La hostilidad de las máquinas

por Jean-Noël Lafargue, agosto de 2011

No es difícil experimentar la violencia de las puertas automáticas del metro de París. Una falta de atención, un mal movimiento, una mochila un poco más ancha, un niño que llevamos de la mano y no se da prisa… y la tenaza de goma tritura los hombros o golpea las sienes. La aventura hace sonreír a los usuarios cotidianos del metro: adaptados a las máquinas. Las mismas víctimas culpabilizan únicamente a su propia torpeza. Pero imaginemos por un momento que esas puertas automáticas se reemplazaran por vigilantes encargados de distribuir bofetadas o golpes a los clientes que no circulan a la velocidad adecuada: sería escandaloso, insoportable. Sin embargo, aceptamos ese trato de las máquinas, porque sabemos que no piensan. Entonces consideramos que no las mueve ninguna mala intención. Error: los autómatas no tienen conciencia de sus actos, pero obedecen siempre a un programa, intencionalmente regulado. En algunas ciudades hay máquinas controladoras de billetes, pero no puertas automáticas; en otras, el control de los billetes se efectúa bajo vigilancia humana; y en Aubagne o en Châteauroux, el transporte urbano es… gratuito.

La aparente lógica del control de los billetes (de muy discutible racionalidad económica) produce otros condicionamientos. Las barreras delimitan zonas precisas para las personas: o están dentro, o están fuera. En la estación de trenes de mi localidad de las afueras de París, la instalación reciente de puertas automáticas impide a los pasajeros salir libremente del andén a comprar un periódico, tomar un café o volver a la ventanilla a preguntar algo. El pasajero no tiene más opción que utilizar el dispensador automático de gaseosas y “snacks” (excesivamente caro) ubicado en el andén. Y si quiere leer, conformarse con los carteles de publicidad.

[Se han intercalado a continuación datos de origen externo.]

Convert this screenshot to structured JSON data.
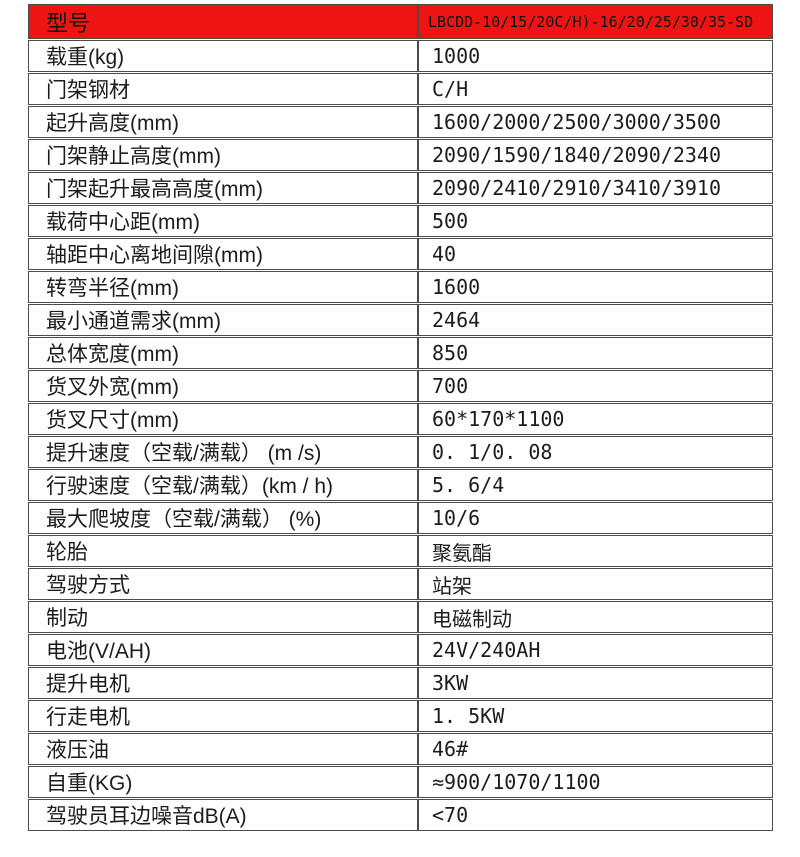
{
  "table": {
    "accent_color": "#ee1414",
    "header": {
      "label": "型号",
      "value": "LBCDD-10/15/20C/H)-16/20/25/30/35-SD"
    },
    "rows": [
      {
        "label": "载重(kg)",
        "value": "1000"
      },
      {
        "label": "门架钢材",
        "value": "C/H"
      },
      {
        "label": "起升高度(mm)",
        "value": "1600/2000/2500/3000/3500"
      },
      {
        "label": "门架静止高度(mm)",
        "value": "2090/1590/1840/2090/2340"
      },
      {
        "label": "门架起升最高高度(mm)",
        "value": "2090/2410/2910/3410/3910"
      },
      {
        "label": "载荷中心距(mm)",
        "value": "500"
      },
      {
        "label": "轴距中心离地间隙(mm)",
        "value": "40"
      },
      {
        "label": "转弯半径(mm)",
        "value": "1600"
      },
      {
        "label": "最小通道需求(mm)",
        "value": "2464"
      },
      {
        "label": "总体宽度(mm)",
        "value": "850"
      },
      {
        "label": "货叉外宽(mm)",
        "value": "700"
      },
      {
        "label": "货叉尺寸(mm)",
        "value": "60*170*1100"
      },
      {
        "label": "提升速度（空载/满载） (m /s)",
        "value": "0. 1/0. 08"
      },
      {
        "label": "行驶速度（空载/满载）(km / h)",
        "value": "5. 6/4"
      },
      {
        "label": "最大爬坡度（空载/满载） (%)",
        "value": "10/6"
      },
      {
        "label": "轮胎",
        "value": "聚氨酯"
      },
      {
        "label": "驾驶方式",
        "value": "站架"
      },
      {
        "label": "制动",
        "value": "电磁制动"
      },
      {
        "label": "电池(V/AH)",
        "value": "24V/240AH"
      },
      {
        "label": "提升电机",
        "value": "3KW"
      },
      {
        "label": "行走电机",
        "value": "1. 5KW"
      },
      {
        "label": "液压油",
        "value": "46#"
      },
      {
        "label": "自重(KG)",
        "value": "≈900/1070/1100"
      },
      {
        "label": "驾驶员耳边噪音dB(A)",
        "value": "<70"
      }
    ]
  }
}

Innumerables dispositivos programados manejan o asisten nuestra vida diaria. ¿Quién no se ha vuelto loco alguna vez frente a uno de esos contestadores interactivos que intiman a “presionar la tecla asterisco” o a articular con una voz in-te-li-gi-ble expresiones ridículas: —“Si desea información, diga ‘información’”/ —“Información”/ —“Lo lamento, pero no he comprendido su respuesta, vuelva a intentarlo por favor”/ —“In-for-ma-ción”/ —“¿Vuelva a llamar más tarde?”

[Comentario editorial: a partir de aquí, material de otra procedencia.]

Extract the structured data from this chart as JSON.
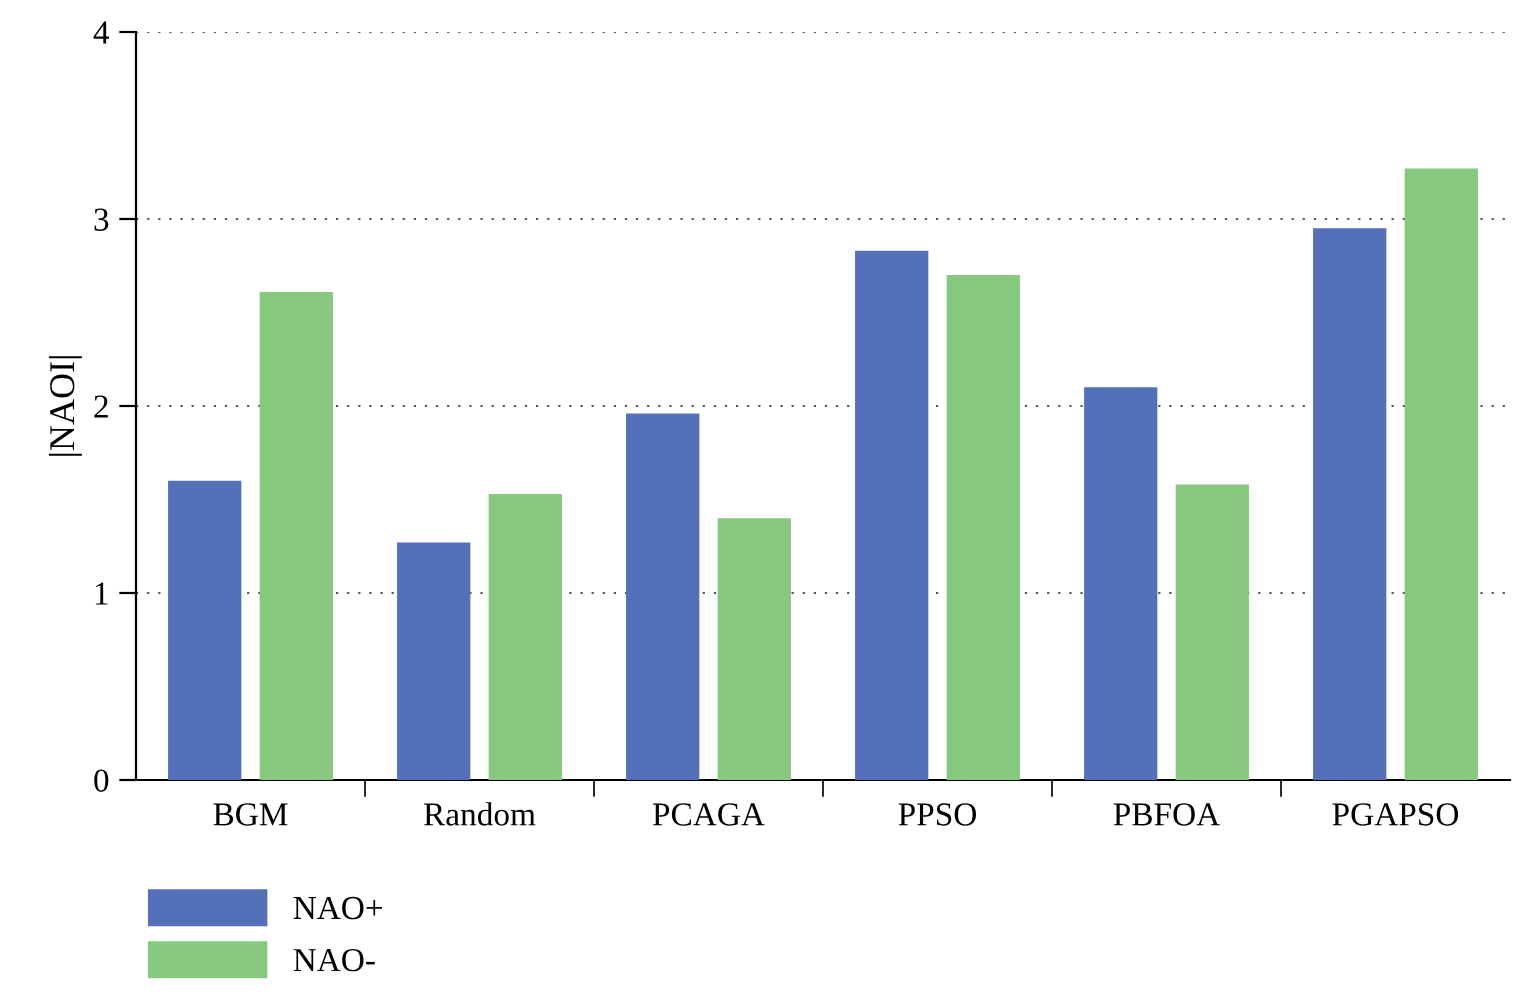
{
  "chart_data": {
    "type": "bar",
    "ylabel": "|NAOI|",
    "categories": [
      "BGM",
      "Random",
      "PCAGA",
      "PPSO",
      "PBFOA",
      "PGAPSO"
    ],
    "series": [
      {
        "name": "NAO+",
        "color": "#5470b8",
        "values": [
          1.6,
          1.27,
          1.96,
          2.83,
          2.1,
          2.95
        ]
      },
      {
        "name": "NAO-",
        "color": "#85c87e",
        "values": [
          2.61,
          1.53,
          1.4,
          2.7,
          1.58,
          3.27
        ]
      }
    ],
    "ylim": [
      0,
      4
    ],
    "yticks": [
      0,
      1,
      2,
      3,
      4
    ],
    "grid": "y",
    "legend": "bottom"
  }
}
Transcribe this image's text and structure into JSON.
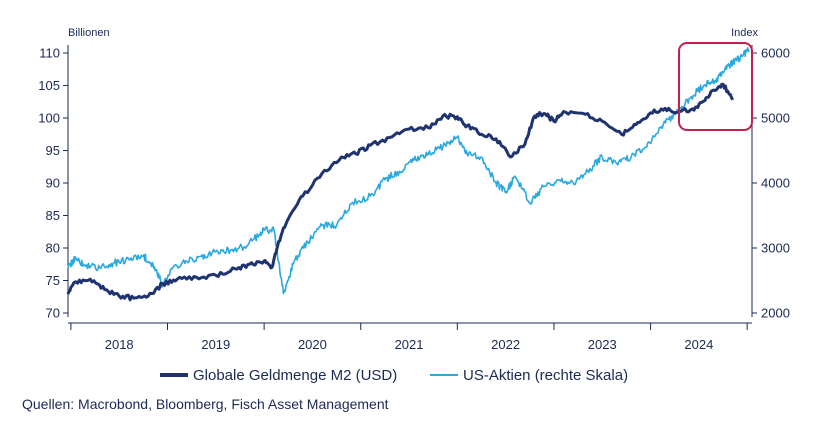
{
  "chart_data": {
    "type": "line",
    "left_axis_unit": "Billionen",
    "right_axis_unit": "Index",
    "ylim_left": [
      70,
      110
    ],
    "yticks_left": [
      "70",
      "75",
      "80",
      "85",
      "90",
      "95",
      "100",
      "105",
      "110"
    ],
    "ylim_right": [
      2000,
      6000
    ],
    "yticks_right": [
      "2000",
      "3000",
      "4000",
      "5000",
      "6000"
    ],
    "x_categories": [
      "2018",
      "2019",
      "2020",
      "2021",
      "2022",
      "2023",
      "2024"
    ],
    "grid": false,
    "legend_position": "bottom",
    "series": [
      {
        "name": "Globale Geldmenge M2 (USD)",
        "axis": "left",
        "color": "#1f3370",
        "x": [
          2017.97,
          2018.05,
          2018.2,
          2018.35,
          2018.5,
          2018.65,
          2018.8,
          2018.95,
          2019.1,
          2019.3,
          2019.5,
          2019.7,
          2019.85,
          2020.0,
          2020.08,
          2020.15,
          2020.25,
          2020.4,
          2020.6,
          2020.8,
          2020.95,
          2021.1,
          2021.3,
          2021.5,
          2021.7,
          2021.85,
          2022.0,
          2022.1,
          2022.25,
          2022.4,
          2022.55,
          2022.7,
          2022.8,
          2022.9,
          2023.0,
          2023.1,
          2023.3,
          2023.5,
          2023.7,
          2023.85,
          2024.0,
          2024.15,
          2024.3,
          2024.45,
          2024.55,
          2024.65,
          2024.75,
          2024.85
        ],
        "y": [
          72.9,
          74.8,
          75.2,
          73.6,
          72.6,
          72.3,
          72.6,
          74.5,
          75.2,
          75.5,
          75.8,
          76.8,
          77.5,
          78.0,
          77.0,
          81.0,
          84.5,
          88.0,
          91.5,
          94.0,
          94.5,
          95.8,
          97.0,
          98.3,
          98.5,
          100.3,
          100.2,
          98.8,
          97.5,
          96.8,
          94.0,
          96.0,
          100.3,
          100.7,
          99.5,
          101.0,
          100.7,
          99.5,
          97.5,
          99.0,
          100.8,
          101.5,
          101.0,
          101.2,
          102.6,
          104.3,
          105.2,
          102.8
        ]
      },
      {
        "name": "US-Aktien (rechte Skala)",
        "axis": "right",
        "color": "#2aa8e0",
        "x": [
          2017.97,
          2018.05,
          2018.15,
          2018.3,
          2018.45,
          2018.6,
          2018.75,
          2018.85,
          2018.95,
          2019.05,
          2019.2,
          2019.35,
          2019.5,
          2019.65,
          2019.8,
          2019.95,
          2020.0,
          2020.1,
          2020.2,
          2020.3,
          2020.45,
          2020.6,
          2020.75,
          2020.9,
          2021.1,
          2021.25,
          2021.4,
          2021.55,
          2021.7,
          2021.85,
          2022.0,
          2022.1,
          2022.25,
          2022.4,
          2022.5,
          2022.6,
          2022.75,
          2022.9,
          2023.05,
          2023.2,
          2023.35,
          2023.5,
          2023.65,
          2023.8,
          2023.95,
          2024.1,
          2024.25,
          2024.4,
          2024.55,
          2024.65,
          2024.75,
          2024.85,
          2024.95,
          2025.02
        ],
        "y": [
          2690,
          2850,
          2720,
          2700,
          2770,
          2820,
          2880,
          2750,
          2430,
          2690,
          2800,
          2870,
          2950,
          2960,
          3020,
          3200,
          3270,
          3290,
          2300,
          2750,
          3100,
          3350,
          3350,
          3680,
          3800,
          4050,
          4180,
          4350,
          4450,
          4550,
          4700,
          4450,
          4400,
          4000,
          3850,
          4100,
          3700,
          3950,
          4050,
          4000,
          4180,
          4400,
          4300,
          4400,
          4550,
          4850,
          5050,
          5300,
          5500,
          5550,
          5700,
          5850,
          5950,
          6050
        ]
      }
    ],
    "annotation": "highlight-box-2024"
  },
  "legend": {
    "m2": "Globale Geldmenge M2 (USD)",
    "stocks": "US-Aktien (rechte Skala)"
  },
  "source": "Quellen: Macrobond, Bloomberg, Fisch Asset Management",
  "colors": {
    "m2": "#1f3370",
    "stocks": "#2aa8e0",
    "highlight": "#c4204e",
    "axis": "#1b2a55"
  }
}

Anticipando la existencia de conversaciones programadas, Alan Turing, pionero de la informática, propuso en 1950 una prueba: cuando nos comunicamos únicamente a través de una interfaz textual, ¿cómo podemos saber si nuestro interlocutor es hombre, mujer, o un programa particularmente bien diseñado?

Las prácticas del marketing telefónico o de los servicios de asistencia en línea añaden un parámetro a este problema: ¿con quién hablamos realmente en esos intercambios programados? En muchos casos, los empleados de los telecentros (call-center) obedecen a un programa “experto” y carecen de todo margen de maniobra. Esos automatismos están diseñados sobre la idea, sin duda verificable, de que la gran mayoría de las preguntas son más o menos las mismas para todo el mundo. Los empleados “robotizados” actúan como filtro y evitan movilizar a técnicos para problemas menores. Muchas veces, el filtro resulta tan poderoso que es totalmente imposible dar con una persona competente.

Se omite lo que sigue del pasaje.